Em 2010, encerrou sua temporada em Batman & Robin no número 16 e lançou uma nova revista: Batman Incorporated, na qual Bruce Wayne anuncia ao mundo que é o financiador do Batman e monta uma empresa de ação global para treinar novos vigilantes mundo à fora, criando vários novos personagens, como Batwing, o Batman da África.

Com o reboot cronológico e editorial da DC Comics em 2011, oficialmente chamado de Os Novos 52, Morrison deixou as revistas do Batman e assumiu o controle de Action Comics, onde passou a contar as aventuras de um Superman jovem e raivoso em início de carreira, com desenhos de Rags Morales, que se tornou um dos maiores sucessos da empreitada.
Em 2012, retomou uma nova série de Batman Incorporated, para terminar a história que tinha planejado desde o início e foi interrompida pelo reboot. O autor também tem planejada uma versão radical da Mulher-Maravilha – com muito sexo, ele diz – que pode (ou não) ser lançada como parte da empreitada chamada Earth One, dedicada a aventuras modernas dos icônicos personagens da editora, que já teve edições de Superman e Batman publicadas.

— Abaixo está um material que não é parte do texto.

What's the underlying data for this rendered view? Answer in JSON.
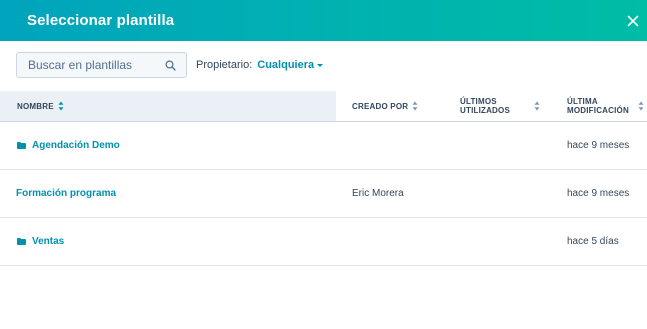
{
  "modal": {
    "title": "Seleccionar plantilla",
    "close_icon": "close-icon"
  },
  "toolbar": {
    "search_placeholder": "Buscar en plantillas",
    "search_value": "",
    "owner_label": "Propietario:",
    "owner_value": "Cualquiera"
  },
  "table": {
    "columns": {
      "name": "NOMBRE",
      "created_by": "CREADO POR",
      "last_used_1": "ÚLTIMOS",
      "last_used_2": "UTILIZADOS",
      "last_modified_1": "ÚLTIMA",
      "last_modified_2": "MODIFICACIÓN"
    },
    "rows": [
      {
        "name": "Agendación Demo",
        "is_folder": true,
        "created_by": "",
        "last_used": "",
        "last_modified": "hace 9 meses"
      },
      {
        "name": "Formación programa",
        "is_folder": false,
        "created_by": "Eric Morera",
        "last_used": "",
        "last_modified": "hace 9 meses"
      },
      {
        "name": "Ventas",
        "is_folder": true,
        "created_by": "",
        "last_used": "",
        "last_modified": "hace 5 días"
      }
    ]
  },
  "colors": {
    "header_gradient_start": "#00a4bd",
    "header_gradient_end": "#00bda5",
    "link": "#0091ae",
    "text": "#33475b"
  }
}
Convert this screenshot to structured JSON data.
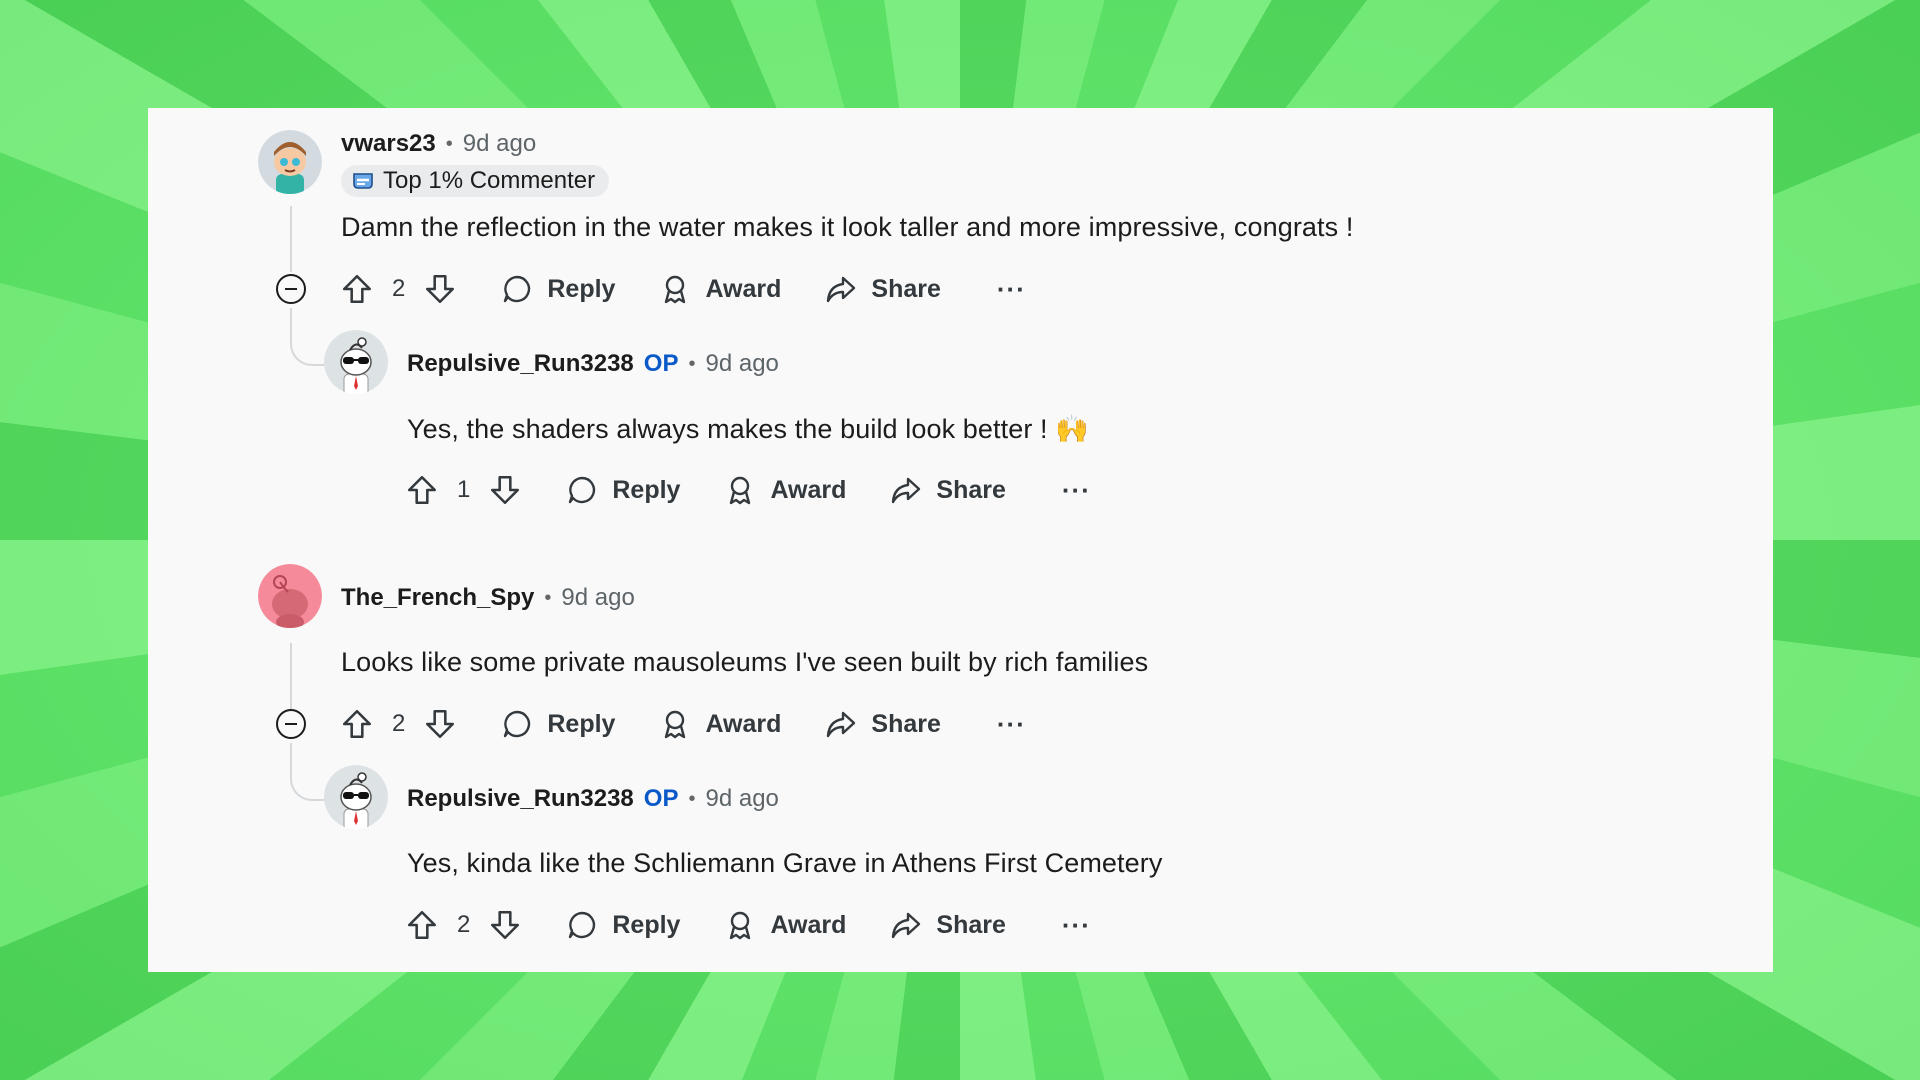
{
  "comments": [
    {
      "username": "vwars23",
      "time": "9d ago",
      "flair": "Top 1% Commenter",
      "body": "Damn the reflection in the water makes it look taller and more impressive, congrats !",
      "votes": "2",
      "reply_label": "Reply",
      "award_label": "Award",
      "share_label": "Share",
      "more_label": "···"
    },
    {
      "username": "Repulsive_Run3238",
      "op_badge": "OP",
      "time": "9d ago",
      "body": "Yes, the shaders always makes the build look better ! 🙌",
      "votes": "1",
      "reply_label": "Reply",
      "award_label": "Award",
      "share_label": "Share",
      "more_label": "···"
    },
    {
      "username": "The_French_Spy",
      "time": "9d ago",
      "body": "Looks like some private mausoleums I've seen built by rich families",
      "votes": "2",
      "reply_label": "Reply",
      "award_label": "Award",
      "share_label": "Share",
      "more_label": "···"
    },
    {
      "username": "Repulsive_Run3238",
      "op_badge": "OP",
      "time": "9d ago",
      "body": "Yes, kinda like the Schliemann Grave in Athens First Cemetery",
      "votes": "2",
      "reply_label": "Reply",
      "award_label": "Award",
      "share_label": "Share",
      "more_label": "···"
    }
  ],
  "separator": "•",
  "colors": {
    "op": "#0a59c9",
    "card_background": "#f9f9fa",
    "page_background": "#5ee169"
  }
}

As histórias complexas, cheias de referências literárias e da cultura pop, carregadas de metalinguagem e metáforas não são fáceis de agradar ao grande público – embora constantemente o façam – e o afastamento de Grant Morrison dessa mídia pode realmente criar um vazio.


Os quadrinhos de super-heróis vão ficar mais pobres.